Suppose \((X_1, \dots, X_n)\) is the random sample from a population distribution with mean \(\mu\) and standard deviation \(\sigma\).
The mean of the sampling distribution of the sample mean, \(\overline{X} = \frac{\sum_{i=1}^nX_i}{n}\), is \(\mu_{\overline{X}} = \mu\) .
The standard deviation of the sampling distribution of the sample mean \(\overline{X}\) is \(\sigma_{\overline{X}} = \frac{\sigma}{\sqrt{n}}\) .
If the population distribution is \(N(\mu, \sigma^2)\) , the sampling distribution of \(\overline{X}\) is exactly \(N\left(\mu, \frac{\sigma^2}{n} \right)\) .
For a single random variable \(X \sim N(\mu, \sigma^2)\), \(Z = \frac{X - \mu}{\sigma} \sim N(0, 1)\).
For the sample mean of \(n\) variables, \(\overline{X} \sim N(\mu_{\overline{X}}, \sigma^2_{\overline{X}}) = N(\mu, \frac{\sigma^2}{n})\), and hence
\[Z = \frac{\overline{X} - \mu_{\overline{X}}}{\sigma_{\overline{X}}} = \frac{\overline{X} - \mu}{\sigma/\sqrt{n}} \sim N(0, 1)\]
Psychomotor retardation scores for a group of patients have a normal distribution with a mean of 930 and a standard deviation of 130.
What is the probability that the mean retardation score of a random sample of 20 patients was between 900 and 960?

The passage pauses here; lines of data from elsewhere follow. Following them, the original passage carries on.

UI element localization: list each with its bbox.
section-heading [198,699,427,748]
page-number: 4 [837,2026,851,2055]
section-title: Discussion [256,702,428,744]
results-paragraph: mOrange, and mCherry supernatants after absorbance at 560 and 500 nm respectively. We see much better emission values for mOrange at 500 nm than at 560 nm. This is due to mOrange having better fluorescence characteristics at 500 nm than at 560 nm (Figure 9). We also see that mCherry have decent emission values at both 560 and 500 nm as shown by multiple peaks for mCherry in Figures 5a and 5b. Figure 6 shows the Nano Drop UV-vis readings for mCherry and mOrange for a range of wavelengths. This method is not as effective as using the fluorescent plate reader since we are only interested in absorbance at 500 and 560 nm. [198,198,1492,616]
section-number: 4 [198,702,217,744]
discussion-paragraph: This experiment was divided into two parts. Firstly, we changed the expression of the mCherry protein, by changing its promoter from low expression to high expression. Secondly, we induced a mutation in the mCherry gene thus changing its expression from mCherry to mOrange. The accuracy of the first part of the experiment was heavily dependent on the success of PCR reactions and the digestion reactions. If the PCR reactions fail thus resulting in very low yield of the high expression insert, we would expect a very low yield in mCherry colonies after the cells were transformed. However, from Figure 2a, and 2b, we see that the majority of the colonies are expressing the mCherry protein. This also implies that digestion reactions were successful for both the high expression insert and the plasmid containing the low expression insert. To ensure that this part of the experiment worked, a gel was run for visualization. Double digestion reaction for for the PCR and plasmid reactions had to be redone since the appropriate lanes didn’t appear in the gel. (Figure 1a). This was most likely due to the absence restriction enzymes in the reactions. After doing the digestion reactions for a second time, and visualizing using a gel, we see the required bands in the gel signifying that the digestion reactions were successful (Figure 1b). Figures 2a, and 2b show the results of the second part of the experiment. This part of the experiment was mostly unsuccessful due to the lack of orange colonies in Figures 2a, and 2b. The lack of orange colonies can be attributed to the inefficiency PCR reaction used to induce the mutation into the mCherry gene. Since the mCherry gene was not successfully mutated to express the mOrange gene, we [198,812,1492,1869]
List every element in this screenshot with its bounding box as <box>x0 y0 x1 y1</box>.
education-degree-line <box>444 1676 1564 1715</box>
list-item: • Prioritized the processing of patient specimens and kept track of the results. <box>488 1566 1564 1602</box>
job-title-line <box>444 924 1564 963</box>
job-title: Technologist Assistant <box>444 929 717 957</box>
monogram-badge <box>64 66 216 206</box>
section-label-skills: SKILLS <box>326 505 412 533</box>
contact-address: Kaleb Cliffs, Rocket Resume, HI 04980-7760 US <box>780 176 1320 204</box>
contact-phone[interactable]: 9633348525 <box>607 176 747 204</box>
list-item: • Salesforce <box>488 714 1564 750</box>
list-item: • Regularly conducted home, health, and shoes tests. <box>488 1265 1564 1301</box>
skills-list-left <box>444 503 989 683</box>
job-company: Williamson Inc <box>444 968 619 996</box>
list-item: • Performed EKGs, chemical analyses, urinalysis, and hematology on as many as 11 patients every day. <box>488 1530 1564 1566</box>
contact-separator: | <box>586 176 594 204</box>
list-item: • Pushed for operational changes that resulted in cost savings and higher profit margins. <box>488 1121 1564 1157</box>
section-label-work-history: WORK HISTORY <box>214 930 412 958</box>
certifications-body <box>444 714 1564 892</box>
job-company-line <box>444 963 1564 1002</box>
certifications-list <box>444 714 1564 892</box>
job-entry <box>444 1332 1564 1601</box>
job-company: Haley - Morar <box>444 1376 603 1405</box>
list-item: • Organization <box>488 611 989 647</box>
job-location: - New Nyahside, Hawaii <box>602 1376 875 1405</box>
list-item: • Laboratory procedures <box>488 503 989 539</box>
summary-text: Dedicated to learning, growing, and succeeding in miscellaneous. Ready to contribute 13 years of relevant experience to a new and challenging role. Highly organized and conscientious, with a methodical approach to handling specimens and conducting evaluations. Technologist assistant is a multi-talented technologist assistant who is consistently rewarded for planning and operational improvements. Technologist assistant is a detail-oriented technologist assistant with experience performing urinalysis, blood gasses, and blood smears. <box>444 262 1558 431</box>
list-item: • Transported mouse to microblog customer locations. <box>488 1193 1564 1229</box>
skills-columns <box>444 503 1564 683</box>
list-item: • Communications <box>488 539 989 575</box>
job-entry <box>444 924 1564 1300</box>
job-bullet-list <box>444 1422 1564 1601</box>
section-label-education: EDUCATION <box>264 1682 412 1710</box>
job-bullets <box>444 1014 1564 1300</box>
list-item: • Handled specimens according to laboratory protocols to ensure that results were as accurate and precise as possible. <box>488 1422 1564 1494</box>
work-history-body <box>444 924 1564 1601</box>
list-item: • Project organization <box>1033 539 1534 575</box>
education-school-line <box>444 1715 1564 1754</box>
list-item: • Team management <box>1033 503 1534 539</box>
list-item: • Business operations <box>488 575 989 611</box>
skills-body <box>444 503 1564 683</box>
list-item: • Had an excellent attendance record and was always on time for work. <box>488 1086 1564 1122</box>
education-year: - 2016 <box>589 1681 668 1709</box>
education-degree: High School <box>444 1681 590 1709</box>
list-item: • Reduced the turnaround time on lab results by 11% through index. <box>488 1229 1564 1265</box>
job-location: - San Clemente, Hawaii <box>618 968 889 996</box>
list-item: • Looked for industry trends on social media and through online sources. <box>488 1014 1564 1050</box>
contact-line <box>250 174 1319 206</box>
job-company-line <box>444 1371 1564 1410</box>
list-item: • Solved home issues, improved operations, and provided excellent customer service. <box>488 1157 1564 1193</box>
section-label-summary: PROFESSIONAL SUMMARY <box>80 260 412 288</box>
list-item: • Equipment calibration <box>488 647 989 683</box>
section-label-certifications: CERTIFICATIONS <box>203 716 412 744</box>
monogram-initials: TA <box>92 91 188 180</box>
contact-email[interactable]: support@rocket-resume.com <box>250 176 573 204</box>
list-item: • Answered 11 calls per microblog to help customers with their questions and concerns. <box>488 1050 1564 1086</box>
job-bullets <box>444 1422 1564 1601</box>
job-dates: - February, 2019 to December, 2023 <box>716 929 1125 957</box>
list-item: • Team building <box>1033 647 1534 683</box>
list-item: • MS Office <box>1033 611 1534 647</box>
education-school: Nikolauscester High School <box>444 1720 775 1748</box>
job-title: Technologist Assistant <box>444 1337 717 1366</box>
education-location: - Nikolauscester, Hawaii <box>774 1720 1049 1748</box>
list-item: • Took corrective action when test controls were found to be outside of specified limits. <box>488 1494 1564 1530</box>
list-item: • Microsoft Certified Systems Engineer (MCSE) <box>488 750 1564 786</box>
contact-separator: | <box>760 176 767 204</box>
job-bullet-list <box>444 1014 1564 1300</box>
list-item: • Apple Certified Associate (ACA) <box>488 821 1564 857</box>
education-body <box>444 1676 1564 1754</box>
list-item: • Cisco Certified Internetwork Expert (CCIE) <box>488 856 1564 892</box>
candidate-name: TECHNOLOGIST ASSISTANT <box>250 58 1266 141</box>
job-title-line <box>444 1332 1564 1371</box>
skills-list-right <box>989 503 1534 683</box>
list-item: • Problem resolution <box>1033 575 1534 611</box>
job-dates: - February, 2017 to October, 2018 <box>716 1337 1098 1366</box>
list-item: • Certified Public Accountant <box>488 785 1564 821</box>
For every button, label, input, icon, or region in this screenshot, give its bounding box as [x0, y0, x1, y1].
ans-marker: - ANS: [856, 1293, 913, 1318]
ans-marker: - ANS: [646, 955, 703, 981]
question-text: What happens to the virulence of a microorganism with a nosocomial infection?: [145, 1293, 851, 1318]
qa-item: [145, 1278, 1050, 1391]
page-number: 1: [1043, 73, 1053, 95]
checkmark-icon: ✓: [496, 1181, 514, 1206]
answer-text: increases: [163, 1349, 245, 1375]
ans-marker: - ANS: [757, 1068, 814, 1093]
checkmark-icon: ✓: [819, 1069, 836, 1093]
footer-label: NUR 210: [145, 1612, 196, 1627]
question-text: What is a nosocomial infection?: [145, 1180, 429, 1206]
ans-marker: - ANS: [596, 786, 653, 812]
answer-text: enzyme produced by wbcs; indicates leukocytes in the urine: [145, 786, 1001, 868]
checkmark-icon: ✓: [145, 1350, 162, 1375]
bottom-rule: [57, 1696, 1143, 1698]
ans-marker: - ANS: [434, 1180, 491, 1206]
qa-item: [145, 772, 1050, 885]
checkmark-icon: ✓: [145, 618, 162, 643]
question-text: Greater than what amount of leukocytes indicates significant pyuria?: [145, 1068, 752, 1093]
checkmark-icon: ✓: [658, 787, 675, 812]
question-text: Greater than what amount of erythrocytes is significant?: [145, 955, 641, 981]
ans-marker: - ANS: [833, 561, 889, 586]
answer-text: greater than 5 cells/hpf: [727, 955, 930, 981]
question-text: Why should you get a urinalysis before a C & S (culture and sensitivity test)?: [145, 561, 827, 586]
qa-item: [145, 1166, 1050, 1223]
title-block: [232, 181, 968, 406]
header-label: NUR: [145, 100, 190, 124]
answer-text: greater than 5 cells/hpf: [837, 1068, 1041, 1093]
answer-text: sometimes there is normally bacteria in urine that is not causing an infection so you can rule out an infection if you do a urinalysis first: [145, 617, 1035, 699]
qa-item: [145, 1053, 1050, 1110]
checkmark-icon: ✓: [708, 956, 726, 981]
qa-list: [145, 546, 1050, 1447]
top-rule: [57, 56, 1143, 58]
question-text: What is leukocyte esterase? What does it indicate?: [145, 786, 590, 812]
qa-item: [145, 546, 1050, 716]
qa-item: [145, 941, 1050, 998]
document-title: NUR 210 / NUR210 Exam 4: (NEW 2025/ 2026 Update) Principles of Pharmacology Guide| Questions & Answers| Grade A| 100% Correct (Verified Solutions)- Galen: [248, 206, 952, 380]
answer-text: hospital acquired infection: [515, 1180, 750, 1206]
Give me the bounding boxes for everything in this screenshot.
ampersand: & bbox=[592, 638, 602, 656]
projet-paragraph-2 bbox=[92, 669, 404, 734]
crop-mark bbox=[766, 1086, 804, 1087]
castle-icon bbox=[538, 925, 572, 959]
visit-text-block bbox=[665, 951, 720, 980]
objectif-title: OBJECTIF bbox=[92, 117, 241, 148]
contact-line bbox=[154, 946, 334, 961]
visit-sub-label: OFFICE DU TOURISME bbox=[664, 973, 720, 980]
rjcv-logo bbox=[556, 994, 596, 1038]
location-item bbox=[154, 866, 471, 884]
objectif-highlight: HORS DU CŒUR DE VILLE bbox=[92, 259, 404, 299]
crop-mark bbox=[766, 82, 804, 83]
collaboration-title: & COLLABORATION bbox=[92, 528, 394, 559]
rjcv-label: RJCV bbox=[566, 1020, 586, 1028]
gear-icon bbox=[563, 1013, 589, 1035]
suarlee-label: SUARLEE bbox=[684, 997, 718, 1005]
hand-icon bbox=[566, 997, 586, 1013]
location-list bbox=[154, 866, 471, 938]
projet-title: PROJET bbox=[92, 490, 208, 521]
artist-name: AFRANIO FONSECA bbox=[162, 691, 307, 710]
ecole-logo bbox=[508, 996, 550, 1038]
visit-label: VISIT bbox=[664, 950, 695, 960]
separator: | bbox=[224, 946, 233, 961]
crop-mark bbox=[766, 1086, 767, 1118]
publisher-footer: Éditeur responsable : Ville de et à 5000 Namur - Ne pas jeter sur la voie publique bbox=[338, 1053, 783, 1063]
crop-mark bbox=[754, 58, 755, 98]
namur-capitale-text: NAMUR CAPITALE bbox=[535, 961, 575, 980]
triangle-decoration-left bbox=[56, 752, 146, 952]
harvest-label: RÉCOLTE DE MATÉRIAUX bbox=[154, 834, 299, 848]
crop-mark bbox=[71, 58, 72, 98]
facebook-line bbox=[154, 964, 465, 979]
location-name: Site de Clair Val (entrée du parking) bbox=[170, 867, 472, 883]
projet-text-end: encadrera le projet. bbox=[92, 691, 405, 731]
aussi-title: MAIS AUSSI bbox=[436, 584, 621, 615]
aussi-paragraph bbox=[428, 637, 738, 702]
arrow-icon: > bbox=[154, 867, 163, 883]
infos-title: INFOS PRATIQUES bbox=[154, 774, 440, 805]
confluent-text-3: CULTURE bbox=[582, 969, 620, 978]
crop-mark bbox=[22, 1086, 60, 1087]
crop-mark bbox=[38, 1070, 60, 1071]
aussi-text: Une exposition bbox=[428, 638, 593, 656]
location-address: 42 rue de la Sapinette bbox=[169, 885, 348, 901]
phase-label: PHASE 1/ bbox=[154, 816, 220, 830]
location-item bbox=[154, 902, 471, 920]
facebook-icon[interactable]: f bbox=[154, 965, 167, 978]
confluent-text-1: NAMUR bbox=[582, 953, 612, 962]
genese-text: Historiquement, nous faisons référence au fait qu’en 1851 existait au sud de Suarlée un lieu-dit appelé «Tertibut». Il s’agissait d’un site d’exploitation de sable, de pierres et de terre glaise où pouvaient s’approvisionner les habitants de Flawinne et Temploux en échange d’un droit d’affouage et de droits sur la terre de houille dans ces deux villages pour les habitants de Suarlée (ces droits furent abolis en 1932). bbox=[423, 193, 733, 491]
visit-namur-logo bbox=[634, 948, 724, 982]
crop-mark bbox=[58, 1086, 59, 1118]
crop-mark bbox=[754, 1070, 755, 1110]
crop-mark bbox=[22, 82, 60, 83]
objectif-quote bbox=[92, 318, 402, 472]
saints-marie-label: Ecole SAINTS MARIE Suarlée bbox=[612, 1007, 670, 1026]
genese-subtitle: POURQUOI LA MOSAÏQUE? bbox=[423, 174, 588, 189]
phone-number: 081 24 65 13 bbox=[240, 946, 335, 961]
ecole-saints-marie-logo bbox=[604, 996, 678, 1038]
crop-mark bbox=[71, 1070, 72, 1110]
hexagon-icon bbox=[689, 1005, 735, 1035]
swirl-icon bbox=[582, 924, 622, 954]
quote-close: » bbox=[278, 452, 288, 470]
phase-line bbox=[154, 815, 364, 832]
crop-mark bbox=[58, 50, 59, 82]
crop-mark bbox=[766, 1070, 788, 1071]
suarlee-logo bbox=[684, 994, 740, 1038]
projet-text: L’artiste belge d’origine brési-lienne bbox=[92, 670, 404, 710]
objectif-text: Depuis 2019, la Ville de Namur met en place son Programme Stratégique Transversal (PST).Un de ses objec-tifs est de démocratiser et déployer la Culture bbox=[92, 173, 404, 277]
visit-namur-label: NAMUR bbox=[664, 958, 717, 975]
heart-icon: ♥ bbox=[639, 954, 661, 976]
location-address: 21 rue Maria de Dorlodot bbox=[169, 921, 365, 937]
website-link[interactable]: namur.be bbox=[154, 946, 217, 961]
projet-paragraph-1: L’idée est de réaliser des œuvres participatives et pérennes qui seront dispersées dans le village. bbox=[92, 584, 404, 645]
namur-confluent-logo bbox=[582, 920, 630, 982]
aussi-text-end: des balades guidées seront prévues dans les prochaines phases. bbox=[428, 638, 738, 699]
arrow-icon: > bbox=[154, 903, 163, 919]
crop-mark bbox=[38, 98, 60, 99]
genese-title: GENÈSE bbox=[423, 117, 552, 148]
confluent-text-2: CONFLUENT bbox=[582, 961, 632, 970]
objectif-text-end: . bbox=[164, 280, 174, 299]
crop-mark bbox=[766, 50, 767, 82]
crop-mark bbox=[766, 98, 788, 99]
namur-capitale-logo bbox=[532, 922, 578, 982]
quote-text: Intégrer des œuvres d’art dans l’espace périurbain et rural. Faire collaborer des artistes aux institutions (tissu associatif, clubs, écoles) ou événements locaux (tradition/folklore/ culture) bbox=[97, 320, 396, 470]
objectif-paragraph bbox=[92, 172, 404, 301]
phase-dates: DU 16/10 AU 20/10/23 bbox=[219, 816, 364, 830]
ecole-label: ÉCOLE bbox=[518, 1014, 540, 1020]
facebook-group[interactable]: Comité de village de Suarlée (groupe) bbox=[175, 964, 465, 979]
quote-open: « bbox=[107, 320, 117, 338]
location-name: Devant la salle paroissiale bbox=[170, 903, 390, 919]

\[\small \begin{align} P(900 < \overline{X} < 960) &= P\left( \frac{900-930}{130/\sqrt{20}} < \frac{\overline{X}-930}{130/\sqrt{20}} < \frac{960-930}{130/\sqrt{20}}\right)=P(-1.03 < Z < 1.03)\\ &=P(Z < 1.03) - P(Z < -1.03) \end{align}\]
If \(X_i \stackrel{iid}{\sim} N(\mu, \sigma^2)\) , then \(\overline{X} \sim N\left(\mu, \frac{\sigma^2}{n} \right)\).
What if the population distribution is NOT normal?
The central limit theorem (CLT) gives us the answer!
Central Limit Theorem (CLT):
Suppose \(\overline{X}\) is from a random sample of size \(n\) and from a population distribution having mean \(\mu\) and standard deviation \(\sigma < \infty\).
As \(n\) increases, the sampling distribution of \(\overline{X}\) looks more and more like \(N(\mu, \sigma^2/n)\), regardless of the distribution from which we are sampling!

Many well-developed statistical methods are based on normal distribution assumption.
With CLT, we can use those methods even if we are sampling from a non-normal distribution, or we have no idea of the population distribution, provided that the sample size is large.
Suppose that selling prices of houses in Milwaukee are known to have a mean of $382,000 and a standard deviation of $150,000.
In 100 randomly selected sales, what is the probability the average selling price is more than $400,000?

Since the sample size is fairly large \((n = 100)\), by CLT, the sampling distribution of the average selling price is approximately normal with mean 382,000 and SD \(150,000 / \sqrt{100}\).
\(P(\overline{X} > 400000) = P\left(\frac{\overline{X} - 382000}{150000/\sqrt{100}} > \frac{400000 - 382000}{150000/\sqrt{100}}\right) \approx P(Z > 1.2)\) where \(Z \sim N(0, 1)\).